Speaking at an event in New York, Williams stated, “I am confident these investments will support strong productivity growth for years to come. But right now, we're in a race between available supply and surging demand.” However, at the same time, he stressed: “The current monetary policy position is well-positioned, enough to push inflation back to the 2% target set by the Federal Reserve.”

“Inflation is unquestionably too high, currently around 4%, far above the FOMC long-term target of 2%.” Williams also sent an optimistic signal, “but there are encouraging reasons to expect inflation to peak and gradually decline over the next few quarters.”

He expects overall inflation to fall back to around 3.25% by the end of this year, then continue to slide towards the 2% target in 2027, and eventually hit the target in 2028.

Williams listed a number of factors underpinning his judgment that inflation is peaking. He pointed out that the additional pressure on prices brought by tariffs has basically been released, housing inflation is still on the downward channel, energy prices may have peaked, the labor market has not added inflationary pressure, and inflation expectations are still well anchored.

With regard to the imbalance between supply and demand caused by the boom in AI investment, he expects this pressure to subside over time. Williams said, “As more supply comes online, the imbalance between supply and demand caused by AI-related investments should gradually ease, but there is still a high degree of uncertainty about the scale and duration of the imbalance.”

In terms of the economy and employment, Williams expects the US economy to grow by 2% to 2.25% this year. The labor market is showing signs of resilience and stability, with the unemployment rate falling “very slowly” from 4.2% today to 4% in 2028.

Williams' moderate statement contrasts with the latest inflation data and internal differences within the Federal Reserve. The US consumer price index for June, which was announced the day before, unexpectedly fell 0.4% month-on-month, and the year-on-year increase fell to 3.5%, mainly driven by falling energy prices. However, Federal Reserve Chairman Kevin Walsh made it clear during congressional hearings that this does not mean “the task is complete.” Walsh revealed that the committee will have a “good internal debate” on the extent and timing of the use of tools at the July 28-29 meeting.
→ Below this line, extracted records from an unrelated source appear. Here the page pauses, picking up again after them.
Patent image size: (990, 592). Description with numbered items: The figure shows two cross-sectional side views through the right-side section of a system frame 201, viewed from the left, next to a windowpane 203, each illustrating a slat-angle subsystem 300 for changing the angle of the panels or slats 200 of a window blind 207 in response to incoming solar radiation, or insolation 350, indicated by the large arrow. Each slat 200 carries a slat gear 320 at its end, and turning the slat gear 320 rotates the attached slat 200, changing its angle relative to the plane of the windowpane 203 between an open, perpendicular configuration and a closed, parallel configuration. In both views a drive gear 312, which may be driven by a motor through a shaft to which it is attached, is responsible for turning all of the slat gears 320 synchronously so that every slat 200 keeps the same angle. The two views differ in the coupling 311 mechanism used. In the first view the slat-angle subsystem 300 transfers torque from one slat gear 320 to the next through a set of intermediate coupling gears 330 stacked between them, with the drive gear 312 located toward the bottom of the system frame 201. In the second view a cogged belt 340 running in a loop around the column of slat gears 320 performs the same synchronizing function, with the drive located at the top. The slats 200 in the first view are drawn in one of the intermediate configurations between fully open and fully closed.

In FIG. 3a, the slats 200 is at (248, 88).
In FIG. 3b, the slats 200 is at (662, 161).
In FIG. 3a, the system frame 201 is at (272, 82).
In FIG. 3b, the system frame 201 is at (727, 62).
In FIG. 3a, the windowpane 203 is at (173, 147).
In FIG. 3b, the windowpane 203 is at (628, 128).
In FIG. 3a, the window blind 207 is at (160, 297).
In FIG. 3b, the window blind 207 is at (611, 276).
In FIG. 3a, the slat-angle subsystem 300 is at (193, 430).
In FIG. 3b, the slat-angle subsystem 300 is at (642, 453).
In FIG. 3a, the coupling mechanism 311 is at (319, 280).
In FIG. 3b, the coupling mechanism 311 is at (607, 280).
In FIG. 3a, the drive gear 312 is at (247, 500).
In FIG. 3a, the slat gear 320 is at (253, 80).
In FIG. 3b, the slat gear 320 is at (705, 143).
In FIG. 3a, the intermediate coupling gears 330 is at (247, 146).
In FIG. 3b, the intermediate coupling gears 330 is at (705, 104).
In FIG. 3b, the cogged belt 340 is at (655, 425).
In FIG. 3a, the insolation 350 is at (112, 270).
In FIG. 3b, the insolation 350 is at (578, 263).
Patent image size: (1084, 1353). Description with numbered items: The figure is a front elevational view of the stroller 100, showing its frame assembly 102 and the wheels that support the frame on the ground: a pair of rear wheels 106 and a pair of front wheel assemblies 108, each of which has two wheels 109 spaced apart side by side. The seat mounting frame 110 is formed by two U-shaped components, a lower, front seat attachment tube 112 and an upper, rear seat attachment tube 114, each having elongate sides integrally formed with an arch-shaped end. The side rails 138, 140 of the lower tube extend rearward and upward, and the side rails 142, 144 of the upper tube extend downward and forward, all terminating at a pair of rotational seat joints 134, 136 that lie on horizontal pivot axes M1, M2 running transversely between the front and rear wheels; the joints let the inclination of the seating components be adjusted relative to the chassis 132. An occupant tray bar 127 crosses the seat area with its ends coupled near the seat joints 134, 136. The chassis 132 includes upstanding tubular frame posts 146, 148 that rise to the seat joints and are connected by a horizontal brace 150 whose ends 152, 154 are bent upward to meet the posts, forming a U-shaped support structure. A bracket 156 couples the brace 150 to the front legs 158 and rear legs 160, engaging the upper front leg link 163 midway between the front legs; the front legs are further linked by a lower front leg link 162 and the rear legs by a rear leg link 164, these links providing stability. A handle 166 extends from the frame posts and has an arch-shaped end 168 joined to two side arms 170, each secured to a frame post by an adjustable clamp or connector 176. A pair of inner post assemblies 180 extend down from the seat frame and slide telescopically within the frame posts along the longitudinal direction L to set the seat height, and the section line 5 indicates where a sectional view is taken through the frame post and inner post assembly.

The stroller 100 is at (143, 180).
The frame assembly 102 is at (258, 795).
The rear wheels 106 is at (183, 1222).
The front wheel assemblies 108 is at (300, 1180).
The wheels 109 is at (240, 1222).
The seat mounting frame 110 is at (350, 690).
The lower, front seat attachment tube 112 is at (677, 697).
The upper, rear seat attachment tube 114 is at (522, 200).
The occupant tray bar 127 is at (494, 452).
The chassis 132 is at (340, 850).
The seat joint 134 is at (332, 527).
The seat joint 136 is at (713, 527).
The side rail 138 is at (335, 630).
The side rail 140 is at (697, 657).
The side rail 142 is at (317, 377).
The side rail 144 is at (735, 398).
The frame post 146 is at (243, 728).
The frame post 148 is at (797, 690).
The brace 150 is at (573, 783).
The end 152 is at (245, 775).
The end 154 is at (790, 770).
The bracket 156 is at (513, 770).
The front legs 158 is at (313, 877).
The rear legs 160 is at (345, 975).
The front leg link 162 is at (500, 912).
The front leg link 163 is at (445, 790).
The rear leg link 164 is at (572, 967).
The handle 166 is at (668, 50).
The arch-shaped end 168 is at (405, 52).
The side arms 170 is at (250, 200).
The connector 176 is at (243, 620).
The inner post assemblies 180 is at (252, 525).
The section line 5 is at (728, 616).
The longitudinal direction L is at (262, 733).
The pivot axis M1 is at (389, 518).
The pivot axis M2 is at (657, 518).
In fact, policymakers' views on the path of interest rates are clearly divided. According to the bitmap released last month, half of the 18 officials expected to raise interest rates by at least 25 basis points during the year, and a few officials were inclined to tighten policies even at the last meeting. Earlier this week, Federal Reserve Governor Waller also said that if price pressure continues to spread, the committee may need to raise interest rates further in the short term.

Current interest rate futures market pricing also shows that the Federal Reserve may resume interest rate hikes as early as September. Since December of last year, the federal funds rate target range has remained between 3.50% and 3.75%.

Additionally, it is worth noting that Williams' judgment on energy prices peaking was based on oil prices falling due to the easing of geographical conflicts. However, at the time of his speech, the situation in the Middle East was once again tense, and oil prices and related energy costs had risen again, which also added new variables to the inflation outlook.